Lake Formation also optimizes the partitioning of data in S3 to improve performance and reduce costs. Raw data that is loaded may be in partitions that are too small (requiring extra reads) or too large (reading more data than needed.) With Lake Formation, your data is organized by size, time period, and/or relevant keys. This enables both fast scans and parallel, distributed reads for the most commonly used queries.
Simplify security management
Lake Formation leverages the encryption capabilities of S3 for data in your data lake. This approach provides automatic server-side encryption with keys managed by the AWS Key Management Service (KMS). S3 encrypts data in transit when replicating across regions, and lets you use separate accounts for source and destination China regions to protect against malicious insider deletions. These encryption capabilities provide a secure foundation for all data in your data lake.
Lake Formation provides central access controls for data in your data lake. You can define security policy-based rules for your users and applications by role in Lake Formation, and integration with AWS IAM authenticates those users and roles. Once the rules are defined, Lake Formation enforces your access controls at table- and column-level granularity for users of Amazon Redshift Spectrum and Amazon Athena. AWS Glue access is enforced at the table-level and is typically for administrators only. EMR integration (in beta) supports authorizing Active Directory, Okta, and Auth0 users for EMR Notebooks and Zeppelin notebooks connected to EMR clusters.
Lake Formation provides comprehensive audit logs with CloudTrail to monitor access and show compliance with centrally defined policies. You can audit data access history across analytics and machine learning services that read the data in your data lake via Lake Formation. This lets you see which users or roles have attempted to access what data, with which services, and when. You can access audit logs in the same way you access any other CloudTrail logs using the CloudTrail APIs and Console.
Provide self-service access to data
Lake Formation provides you the ability to designate data owners, such as data stewards and business units, by adding a field in table properties as custom attributes. Your owners can augment the technical metadata with business metadata that further defines appropriate uses for the data. You can specify appropriate use cases and label the sensitivity of your data for enforcement by using Lake Formation security and access controls.

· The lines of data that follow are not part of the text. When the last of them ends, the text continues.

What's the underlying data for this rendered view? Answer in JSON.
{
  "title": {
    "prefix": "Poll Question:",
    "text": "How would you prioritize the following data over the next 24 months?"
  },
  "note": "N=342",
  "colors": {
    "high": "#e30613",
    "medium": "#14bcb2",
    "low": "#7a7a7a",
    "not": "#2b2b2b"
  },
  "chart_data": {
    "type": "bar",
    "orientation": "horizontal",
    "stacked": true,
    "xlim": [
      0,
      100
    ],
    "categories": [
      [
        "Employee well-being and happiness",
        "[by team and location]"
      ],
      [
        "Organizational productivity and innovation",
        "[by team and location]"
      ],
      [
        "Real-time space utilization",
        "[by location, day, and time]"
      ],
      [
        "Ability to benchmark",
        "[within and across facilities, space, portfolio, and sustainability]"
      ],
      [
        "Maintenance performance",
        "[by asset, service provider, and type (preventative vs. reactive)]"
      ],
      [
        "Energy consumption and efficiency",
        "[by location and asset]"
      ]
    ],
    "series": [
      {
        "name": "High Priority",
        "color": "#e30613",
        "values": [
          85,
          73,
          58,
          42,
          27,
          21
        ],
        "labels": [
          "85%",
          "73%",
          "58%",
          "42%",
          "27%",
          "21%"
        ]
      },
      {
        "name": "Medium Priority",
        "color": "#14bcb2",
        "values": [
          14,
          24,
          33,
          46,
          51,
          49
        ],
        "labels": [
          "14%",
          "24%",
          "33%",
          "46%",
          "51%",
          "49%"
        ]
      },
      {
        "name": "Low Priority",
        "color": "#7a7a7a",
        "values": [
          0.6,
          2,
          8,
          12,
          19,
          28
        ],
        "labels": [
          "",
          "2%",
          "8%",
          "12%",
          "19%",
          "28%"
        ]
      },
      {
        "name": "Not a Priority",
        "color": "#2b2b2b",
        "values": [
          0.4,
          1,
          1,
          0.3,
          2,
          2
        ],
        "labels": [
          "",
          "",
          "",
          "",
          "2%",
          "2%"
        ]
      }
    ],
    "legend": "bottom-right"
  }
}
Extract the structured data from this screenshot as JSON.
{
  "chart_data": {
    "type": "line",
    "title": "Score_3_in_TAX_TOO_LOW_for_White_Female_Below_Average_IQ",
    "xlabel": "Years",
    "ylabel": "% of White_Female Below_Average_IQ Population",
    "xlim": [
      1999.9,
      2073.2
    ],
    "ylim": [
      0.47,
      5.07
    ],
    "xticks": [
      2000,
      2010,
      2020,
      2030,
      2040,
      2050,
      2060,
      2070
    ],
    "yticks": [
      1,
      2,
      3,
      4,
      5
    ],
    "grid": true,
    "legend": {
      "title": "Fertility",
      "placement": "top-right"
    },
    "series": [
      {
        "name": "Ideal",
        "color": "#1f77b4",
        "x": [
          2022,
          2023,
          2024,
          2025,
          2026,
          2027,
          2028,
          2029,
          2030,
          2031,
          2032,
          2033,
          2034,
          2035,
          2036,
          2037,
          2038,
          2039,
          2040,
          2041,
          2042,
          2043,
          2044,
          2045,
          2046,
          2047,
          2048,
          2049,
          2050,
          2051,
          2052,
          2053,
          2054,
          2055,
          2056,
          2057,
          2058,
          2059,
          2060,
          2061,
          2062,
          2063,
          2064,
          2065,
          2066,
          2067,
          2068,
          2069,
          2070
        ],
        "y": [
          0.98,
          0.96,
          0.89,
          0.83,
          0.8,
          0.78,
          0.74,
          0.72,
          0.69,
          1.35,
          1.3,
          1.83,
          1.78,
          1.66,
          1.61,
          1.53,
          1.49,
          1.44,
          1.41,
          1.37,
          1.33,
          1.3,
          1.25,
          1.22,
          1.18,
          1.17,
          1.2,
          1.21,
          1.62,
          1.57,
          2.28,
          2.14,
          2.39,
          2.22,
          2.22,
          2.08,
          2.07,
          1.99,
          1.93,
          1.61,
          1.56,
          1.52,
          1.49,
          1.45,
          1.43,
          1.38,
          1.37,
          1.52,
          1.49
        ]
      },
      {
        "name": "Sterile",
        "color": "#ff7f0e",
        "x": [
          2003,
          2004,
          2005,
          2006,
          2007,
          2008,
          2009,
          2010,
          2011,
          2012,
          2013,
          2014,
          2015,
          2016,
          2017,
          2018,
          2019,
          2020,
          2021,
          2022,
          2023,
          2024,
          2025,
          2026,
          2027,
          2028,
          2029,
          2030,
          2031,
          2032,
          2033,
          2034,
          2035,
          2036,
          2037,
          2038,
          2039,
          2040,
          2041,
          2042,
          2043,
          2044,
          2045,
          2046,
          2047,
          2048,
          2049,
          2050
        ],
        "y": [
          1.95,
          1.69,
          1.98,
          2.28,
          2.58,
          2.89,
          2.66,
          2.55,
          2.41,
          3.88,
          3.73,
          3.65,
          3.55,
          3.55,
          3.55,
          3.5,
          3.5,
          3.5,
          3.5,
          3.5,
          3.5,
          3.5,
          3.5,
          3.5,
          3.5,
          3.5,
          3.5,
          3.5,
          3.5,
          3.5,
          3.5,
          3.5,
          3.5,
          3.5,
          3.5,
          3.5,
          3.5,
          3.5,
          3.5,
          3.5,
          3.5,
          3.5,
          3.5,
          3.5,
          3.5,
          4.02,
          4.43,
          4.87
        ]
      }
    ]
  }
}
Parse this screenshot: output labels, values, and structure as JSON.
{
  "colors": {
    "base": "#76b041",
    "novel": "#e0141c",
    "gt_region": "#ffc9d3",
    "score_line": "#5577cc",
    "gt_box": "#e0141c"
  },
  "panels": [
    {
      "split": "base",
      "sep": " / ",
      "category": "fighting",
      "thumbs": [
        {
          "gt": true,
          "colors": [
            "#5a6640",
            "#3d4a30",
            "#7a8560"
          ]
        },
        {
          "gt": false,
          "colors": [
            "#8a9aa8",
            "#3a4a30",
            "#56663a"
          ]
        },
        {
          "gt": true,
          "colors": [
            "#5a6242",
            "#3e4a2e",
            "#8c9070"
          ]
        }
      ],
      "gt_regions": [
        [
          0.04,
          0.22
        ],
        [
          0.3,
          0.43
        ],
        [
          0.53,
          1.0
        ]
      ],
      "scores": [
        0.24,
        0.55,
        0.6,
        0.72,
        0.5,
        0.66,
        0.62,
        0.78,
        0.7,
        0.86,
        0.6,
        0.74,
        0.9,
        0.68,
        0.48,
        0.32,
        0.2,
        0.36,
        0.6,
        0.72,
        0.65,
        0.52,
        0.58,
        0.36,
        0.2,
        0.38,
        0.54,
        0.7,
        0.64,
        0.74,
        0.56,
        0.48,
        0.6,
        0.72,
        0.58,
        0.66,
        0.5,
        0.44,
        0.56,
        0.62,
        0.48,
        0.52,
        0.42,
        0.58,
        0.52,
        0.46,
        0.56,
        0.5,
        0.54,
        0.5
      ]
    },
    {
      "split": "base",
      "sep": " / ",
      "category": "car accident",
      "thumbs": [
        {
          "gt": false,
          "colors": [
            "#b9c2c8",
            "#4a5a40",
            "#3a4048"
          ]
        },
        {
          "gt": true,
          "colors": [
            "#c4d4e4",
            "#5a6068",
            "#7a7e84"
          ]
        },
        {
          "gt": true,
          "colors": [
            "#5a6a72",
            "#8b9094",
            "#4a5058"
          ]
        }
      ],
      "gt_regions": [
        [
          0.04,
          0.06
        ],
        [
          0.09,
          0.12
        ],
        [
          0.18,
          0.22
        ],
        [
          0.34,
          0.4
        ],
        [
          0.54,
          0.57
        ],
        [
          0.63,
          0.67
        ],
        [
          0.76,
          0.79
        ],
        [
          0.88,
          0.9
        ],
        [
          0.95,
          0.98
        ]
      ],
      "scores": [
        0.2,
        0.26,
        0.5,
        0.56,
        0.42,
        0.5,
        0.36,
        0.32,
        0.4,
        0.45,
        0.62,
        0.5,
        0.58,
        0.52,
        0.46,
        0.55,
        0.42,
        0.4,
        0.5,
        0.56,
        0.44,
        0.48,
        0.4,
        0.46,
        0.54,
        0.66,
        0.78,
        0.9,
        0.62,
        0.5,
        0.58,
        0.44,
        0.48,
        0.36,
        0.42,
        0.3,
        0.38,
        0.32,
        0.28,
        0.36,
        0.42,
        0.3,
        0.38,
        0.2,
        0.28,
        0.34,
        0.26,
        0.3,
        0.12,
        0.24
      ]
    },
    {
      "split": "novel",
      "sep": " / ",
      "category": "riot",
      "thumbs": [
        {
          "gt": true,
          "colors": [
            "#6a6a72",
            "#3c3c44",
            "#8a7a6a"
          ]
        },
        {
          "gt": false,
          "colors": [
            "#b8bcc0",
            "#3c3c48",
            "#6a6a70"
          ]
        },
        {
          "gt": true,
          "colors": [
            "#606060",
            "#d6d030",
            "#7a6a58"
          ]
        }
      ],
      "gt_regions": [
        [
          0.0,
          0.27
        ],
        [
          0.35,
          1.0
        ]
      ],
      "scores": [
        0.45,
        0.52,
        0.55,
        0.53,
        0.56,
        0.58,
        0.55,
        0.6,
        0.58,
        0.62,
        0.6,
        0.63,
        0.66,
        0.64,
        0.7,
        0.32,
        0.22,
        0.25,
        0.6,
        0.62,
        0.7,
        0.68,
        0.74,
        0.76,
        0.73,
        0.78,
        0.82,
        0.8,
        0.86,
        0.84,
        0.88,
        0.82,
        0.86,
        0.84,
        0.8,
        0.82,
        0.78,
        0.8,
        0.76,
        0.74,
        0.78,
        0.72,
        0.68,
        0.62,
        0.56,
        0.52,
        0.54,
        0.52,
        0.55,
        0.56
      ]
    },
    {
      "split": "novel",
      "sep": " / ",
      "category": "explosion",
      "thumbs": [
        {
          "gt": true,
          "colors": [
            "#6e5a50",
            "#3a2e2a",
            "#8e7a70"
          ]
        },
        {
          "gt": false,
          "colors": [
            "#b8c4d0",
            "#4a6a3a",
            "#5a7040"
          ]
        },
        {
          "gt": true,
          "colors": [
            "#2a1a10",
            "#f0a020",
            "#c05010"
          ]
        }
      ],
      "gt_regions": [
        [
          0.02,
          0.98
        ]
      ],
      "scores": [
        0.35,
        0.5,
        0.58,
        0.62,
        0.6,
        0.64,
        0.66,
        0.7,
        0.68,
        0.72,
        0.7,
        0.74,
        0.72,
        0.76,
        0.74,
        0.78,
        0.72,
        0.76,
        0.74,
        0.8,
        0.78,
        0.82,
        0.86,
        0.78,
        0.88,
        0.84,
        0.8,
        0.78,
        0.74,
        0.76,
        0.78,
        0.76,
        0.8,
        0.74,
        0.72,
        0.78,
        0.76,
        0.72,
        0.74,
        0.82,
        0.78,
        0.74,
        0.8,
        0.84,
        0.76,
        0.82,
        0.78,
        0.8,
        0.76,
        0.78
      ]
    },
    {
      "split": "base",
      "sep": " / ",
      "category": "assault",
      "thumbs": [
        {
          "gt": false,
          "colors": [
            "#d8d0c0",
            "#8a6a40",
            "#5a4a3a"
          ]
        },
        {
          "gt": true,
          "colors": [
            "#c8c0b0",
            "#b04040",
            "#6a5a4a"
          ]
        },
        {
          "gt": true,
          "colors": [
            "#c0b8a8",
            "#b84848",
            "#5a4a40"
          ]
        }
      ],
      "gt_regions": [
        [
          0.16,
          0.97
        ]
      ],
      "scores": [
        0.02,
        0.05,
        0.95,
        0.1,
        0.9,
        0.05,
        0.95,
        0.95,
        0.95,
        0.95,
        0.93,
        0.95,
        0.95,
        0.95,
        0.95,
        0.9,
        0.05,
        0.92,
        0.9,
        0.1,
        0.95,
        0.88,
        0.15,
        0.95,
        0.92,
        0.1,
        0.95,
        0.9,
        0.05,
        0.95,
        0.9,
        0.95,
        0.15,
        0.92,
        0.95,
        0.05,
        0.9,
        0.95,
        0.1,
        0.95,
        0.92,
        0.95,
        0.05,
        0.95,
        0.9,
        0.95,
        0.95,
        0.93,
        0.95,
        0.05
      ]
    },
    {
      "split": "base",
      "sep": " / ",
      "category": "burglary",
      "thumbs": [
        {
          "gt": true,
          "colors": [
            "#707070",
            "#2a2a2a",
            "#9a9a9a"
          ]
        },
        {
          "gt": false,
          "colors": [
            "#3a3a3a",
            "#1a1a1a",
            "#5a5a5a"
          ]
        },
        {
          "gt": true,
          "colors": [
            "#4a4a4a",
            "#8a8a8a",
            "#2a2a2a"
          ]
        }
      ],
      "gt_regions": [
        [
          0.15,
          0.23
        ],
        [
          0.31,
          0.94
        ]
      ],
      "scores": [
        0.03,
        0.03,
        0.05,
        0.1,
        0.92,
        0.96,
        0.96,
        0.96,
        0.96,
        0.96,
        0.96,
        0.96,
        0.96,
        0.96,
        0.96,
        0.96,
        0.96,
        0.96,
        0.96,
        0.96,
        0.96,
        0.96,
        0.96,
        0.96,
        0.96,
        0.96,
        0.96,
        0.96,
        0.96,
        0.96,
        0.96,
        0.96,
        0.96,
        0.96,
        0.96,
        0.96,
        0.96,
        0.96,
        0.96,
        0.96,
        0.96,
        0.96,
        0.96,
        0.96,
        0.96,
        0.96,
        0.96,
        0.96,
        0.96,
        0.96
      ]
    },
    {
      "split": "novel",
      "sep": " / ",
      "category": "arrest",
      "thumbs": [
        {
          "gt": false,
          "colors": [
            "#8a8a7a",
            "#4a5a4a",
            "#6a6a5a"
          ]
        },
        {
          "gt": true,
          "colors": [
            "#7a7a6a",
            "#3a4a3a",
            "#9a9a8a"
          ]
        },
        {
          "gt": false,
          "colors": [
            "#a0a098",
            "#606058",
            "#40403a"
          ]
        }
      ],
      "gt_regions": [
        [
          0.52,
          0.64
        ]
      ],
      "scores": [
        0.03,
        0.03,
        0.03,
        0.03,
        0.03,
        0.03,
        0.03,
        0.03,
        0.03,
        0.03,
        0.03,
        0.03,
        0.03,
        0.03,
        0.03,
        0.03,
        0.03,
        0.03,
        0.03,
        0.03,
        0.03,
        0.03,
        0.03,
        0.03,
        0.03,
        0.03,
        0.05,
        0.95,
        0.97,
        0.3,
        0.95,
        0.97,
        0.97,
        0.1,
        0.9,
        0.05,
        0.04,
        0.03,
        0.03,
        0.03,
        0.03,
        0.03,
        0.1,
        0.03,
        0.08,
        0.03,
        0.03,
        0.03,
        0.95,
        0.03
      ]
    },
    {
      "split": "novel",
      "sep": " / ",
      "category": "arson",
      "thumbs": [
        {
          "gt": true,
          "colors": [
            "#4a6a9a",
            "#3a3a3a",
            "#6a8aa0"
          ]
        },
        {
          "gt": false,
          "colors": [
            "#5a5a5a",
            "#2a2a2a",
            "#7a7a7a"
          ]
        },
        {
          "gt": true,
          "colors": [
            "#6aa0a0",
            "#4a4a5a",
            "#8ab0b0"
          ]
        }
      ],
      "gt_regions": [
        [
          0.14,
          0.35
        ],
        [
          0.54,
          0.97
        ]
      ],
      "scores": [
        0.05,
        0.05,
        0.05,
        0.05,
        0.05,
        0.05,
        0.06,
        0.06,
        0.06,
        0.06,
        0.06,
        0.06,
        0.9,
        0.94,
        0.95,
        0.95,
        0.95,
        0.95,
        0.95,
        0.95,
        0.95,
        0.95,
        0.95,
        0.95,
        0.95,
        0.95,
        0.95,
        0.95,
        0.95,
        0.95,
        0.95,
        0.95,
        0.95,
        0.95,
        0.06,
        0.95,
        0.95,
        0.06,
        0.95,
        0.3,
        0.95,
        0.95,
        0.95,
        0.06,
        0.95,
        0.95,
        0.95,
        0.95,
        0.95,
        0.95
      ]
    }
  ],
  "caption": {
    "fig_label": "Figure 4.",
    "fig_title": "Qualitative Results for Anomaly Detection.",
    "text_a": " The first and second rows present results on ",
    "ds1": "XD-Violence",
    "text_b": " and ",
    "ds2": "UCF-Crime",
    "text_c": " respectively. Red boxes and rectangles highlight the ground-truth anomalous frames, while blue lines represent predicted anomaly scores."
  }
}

Lake Formation facilitates requesting and vending access to datasets to give your users self-service access to the data lake for a variety of analytics use cases. You can specify, grant, and revoke permissions on tables defined in the central data catalog. The same data catalog is available for multiple accounts, groups, and services.
With Lake Formation, your users enjoy online, text-based search and filtering of data sets recorded in the central data catalog. They can search for relevant data by name, contents, sensitivity, or other any other custom labels you have defined.
With Lake Formation, you can give your analytics users the ability to directly query datasets with Athena for SQL, Redshift for data warehousing, and (in beta) EMR for Apache Spark-based big data processing and machine learning (for EMR Notebooks and Zeppelin notebooks). Once you point these services to Lake Formation, the data sets available are shown in the catalog and access controls are enforced consistently, allowing your users to readily combine analytics approaches on the same data.